String implementations

Sat Jan 19 12:21:49 PST 2008

On 1/19/08, James Dennett <jdennett at acm.org> wrote:
> >>>     char[] a = "abcd";
> >>>     char[] b = "\u20AC";
> >>>     a[0] = b[0];
>
> I think we are *disagreeing* here.  I claim that this causes
> problems _with the current design of D_, which would be
> resolved if char[] (or however we denote mutable UTF8 strings)
> string were really a UTF8 type.

So you're saying that in your new design, after that assignment, a
would equal "\u20ACbcd". The problem is that the compiler would have
to allocate extra bytes and then memcpy all the bytes up a bit to make
room. That strikes me as kinda slow, which is not something I'd want
in a char array.

> That's the problem.  char[] can hold non-UTF8 strings.

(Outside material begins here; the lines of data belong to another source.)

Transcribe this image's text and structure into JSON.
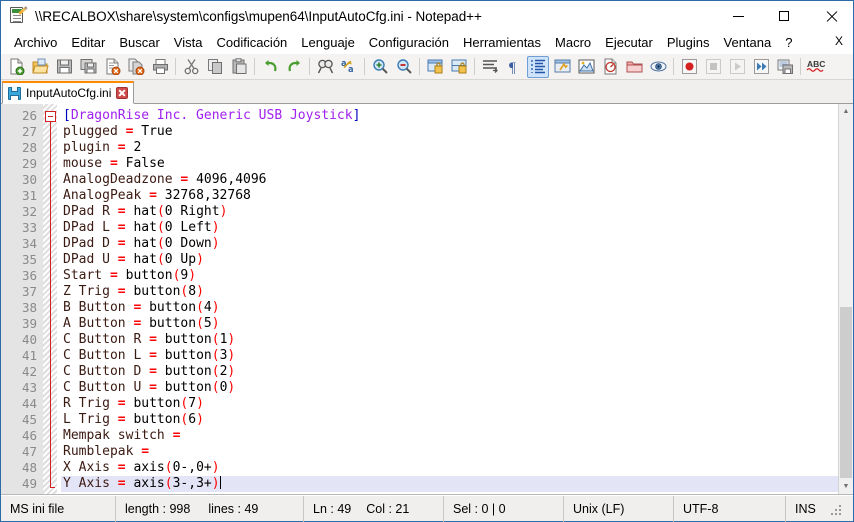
{
  "window": {
    "title": "\\\\RECALBOX\\share\\system\\configs\\mupen64\\InputAutoCfg.ini - Notepad++",
    "icon": "notepad-plus-plus-icon",
    "controls": {
      "minimize": "minimize-icon",
      "maximize": "maximize-icon",
      "close": "close-icon"
    }
  },
  "menubar": {
    "items": [
      "Archivo",
      "Editar",
      "Buscar",
      "Vista",
      "Codificación",
      "Lenguaje",
      "Configuración",
      "Herramientas",
      "Macro",
      "Ejecutar",
      "Plugins",
      "Ventana",
      "?"
    ],
    "close_doc": "X"
  },
  "toolbar": {
    "buttons": [
      {
        "name": "new-file-icon",
        "title": "Nuevo"
      },
      {
        "name": "open-file-icon",
        "title": "Abrir"
      },
      {
        "name": "save-icon",
        "title": "Guardar"
      },
      {
        "name": "save-all-icon",
        "title": "Guardar todo"
      },
      {
        "name": "close-file-icon",
        "title": "Cerrar"
      },
      {
        "name": "close-all-icon",
        "title": "Cerrar todo"
      },
      {
        "name": "print-icon",
        "title": "Imprimir"
      },
      {
        "name": "cut-icon",
        "title": "Cortar"
      },
      {
        "name": "copy-icon",
        "title": "Copiar"
      },
      {
        "name": "paste-icon",
        "title": "Pegar"
      },
      {
        "name": "undo-icon",
        "title": "Deshacer"
      },
      {
        "name": "redo-icon",
        "title": "Rehacer"
      },
      {
        "name": "find-icon",
        "title": "Buscar"
      },
      {
        "name": "replace-icon",
        "title": "Reemplazar"
      },
      {
        "name": "zoom-in-icon",
        "title": "Acercar"
      },
      {
        "name": "zoom-out-icon",
        "title": "Alejar"
      },
      {
        "name": "sync-vertical-icon",
        "title": "Sincronizar desplazamiento vertical"
      },
      {
        "name": "sync-horizontal-icon",
        "title": "Sincronizar desplazamiento horizontal"
      },
      {
        "name": "word-wrap-icon",
        "title": "Ajuste de línea"
      },
      {
        "name": "show-all-chars-icon",
        "title": "Mostrar todos los caracteres"
      },
      {
        "name": "indent-guide-icon",
        "title": "Guías de indentación"
      },
      {
        "name": "user-language-icon",
        "title": "Lenguaje definido por el usuario"
      },
      {
        "name": "document-map-icon",
        "title": "Mapa del documento"
      },
      {
        "name": "function-list-icon",
        "title": "Lista de funciones"
      },
      {
        "name": "folder-workspace-icon",
        "title": "Carpeta como espacio de trabajo"
      },
      {
        "name": "monitoring-icon",
        "title": "Monitorizar"
      },
      {
        "name": "macro-record-icon",
        "title": "Grabar macro"
      },
      {
        "name": "macro-stop-icon",
        "title": "Detener grabación"
      },
      {
        "name": "macro-play-icon",
        "title": "Reproducir macro"
      },
      {
        "name": "macro-multi-play-icon",
        "title": "Ejecutar macro varias veces"
      },
      {
        "name": "macro-save-icon",
        "title": "Guardar macro grabada"
      },
      {
        "name": "spell-check-icon",
        "title": "Corrector ortográfico"
      }
    ]
  },
  "tabs": [
    {
      "label": "InputAutoCfg.ini",
      "save_icon": "floppy-save-icon",
      "close_icon": "tab-close-icon",
      "active": true
    }
  ],
  "editor": {
    "first_line": 26,
    "current_line": 49,
    "caret_col": 21,
    "lines": [
      {
        "n": 26,
        "type": "section",
        "text": "[DragonRise Inc. Generic USB Joystick]",
        "fold": "start"
      },
      {
        "n": 27,
        "type": "pair",
        "key": "plugged",
        "value": "True"
      },
      {
        "n": 28,
        "type": "pair",
        "key": "plugin",
        "value": "2"
      },
      {
        "n": 29,
        "type": "pair",
        "key": "mouse",
        "value": "False"
      },
      {
        "n": 30,
        "type": "pair",
        "key": "AnalogDeadzone",
        "value": "4096,4096"
      },
      {
        "n": 31,
        "type": "pair",
        "key": "AnalogPeak",
        "value": "32768,32768"
      },
      {
        "n": 32,
        "type": "pair",
        "key": "DPad R",
        "value": "hat(0 Right)"
      },
      {
        "n": 33,
        "type": "pair",
        "key": "DPad L",
        "value": "hat(0 Left)"
      },
      {
        "n": 34,
        "type": "pair",
        "key": "DPad D",
        "value": "hat(0 Down)"
      },
      {
        "n": 35,
        "type": "pair",
        "key": "DPad U",
        "value": "hat(0 Up)"
      },
      {
        "n": 36,
        "type": "pair",
        "key": "Start",
        "value": "button(9)"
      },
      {
        "n": 37,
        "type": "pair",
        "key": "Z Trig",
        "value": "button(8)"
      },
      {
        "n": 38,
        "type": "pair",
        "key": "B Button",
        "value": "button(4)"
      },
      {
        "n": 39,
        "type": "pair",
        "key": "A Button",
        "value": "button(5)"
      },
      {
        "n": 40,
        "type": "pair",
        "key": "C Button R",
        "value": "button(1)"
      },
      {
        "n": 41,
        "type": "pair",
        "key": "C Button L",
        "value": "button(3)"
      },
      {
        "n": 42,
        "type": "pair",
        "key": "C Button D",
        "value": "button(2)"
      },
      {
        "n": 43,
        "type": "pair",
        "key": "C Button U",
        "value": "button(0)"
      },
      {
        "n": 44,
        "type": "pair",
        "key": "R Trig",
        "value": "button(7)"
      },
      {
        "n": 45,
        "type": "pair",
        "key": "L Trig",
        "value": "button(6)"
      },
      {
        "n": 46,
        "type": "pair",
        "key": "Mempak switch",
        "value": ""
      },
      {
        "n": 47,
        "type": "pair",
        "key": "Rumblepak",
        "value": ""
      },
      {
        "n": 48,
        "type": "pair",
        "key": "X Axis",
        "value": "axis(0-,0+)"
      },
      {
        "n": 49,
        "type": "pair",
        "key": "Y Axis",
        "value": "axis(3-,3+)",
        "fold": "end",
        "current": true,
        "caret": true
      }
    ]
  },
  "statusbar": {
    "doc_type": "MS ini file",
    "length_label": "length : 998",
    "lines_label": "lines : 49",
    "ln_label": "Ln : 49",
    "col_label": "Col : 21",
    "sel_label": "Sel : 0 | 0",
    "eol": "Unix (LF)",
    "encoding": "UTF-8",
    "insert_mode": "INS"
  },
  "colors": {
    "accent_tab": "#ff8c00",
    "section": "#a020f0",
    "bracket": "#0000c0",
    "equals": "#ff0000",
    "current_line_bg": "#e4e4f7",
    "gutter_bg": "#e4e4e4",
    "window_border": "#2a6ba8"
  }
}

Yes, that is possible. But only in buggy code, of course. That really
raises the question: is it the compiler's job, or the programmer's, to
ensure that the contract is maintained? I don't really have any
problem taking responsibility for maintaining UTF-8 correctness. (It's
not hard).

But if you want to be completely protected from those kinds of errors,
I still don't see the problem with using dchar.

> No, it does not.  It's precisely the difference that is why
> D's char[] is a poor man's UTF8 string.

I suppose a library class could be written whose interface behaved
like a dchar array, but whose implementation was UTF-8. But when you
ever use it?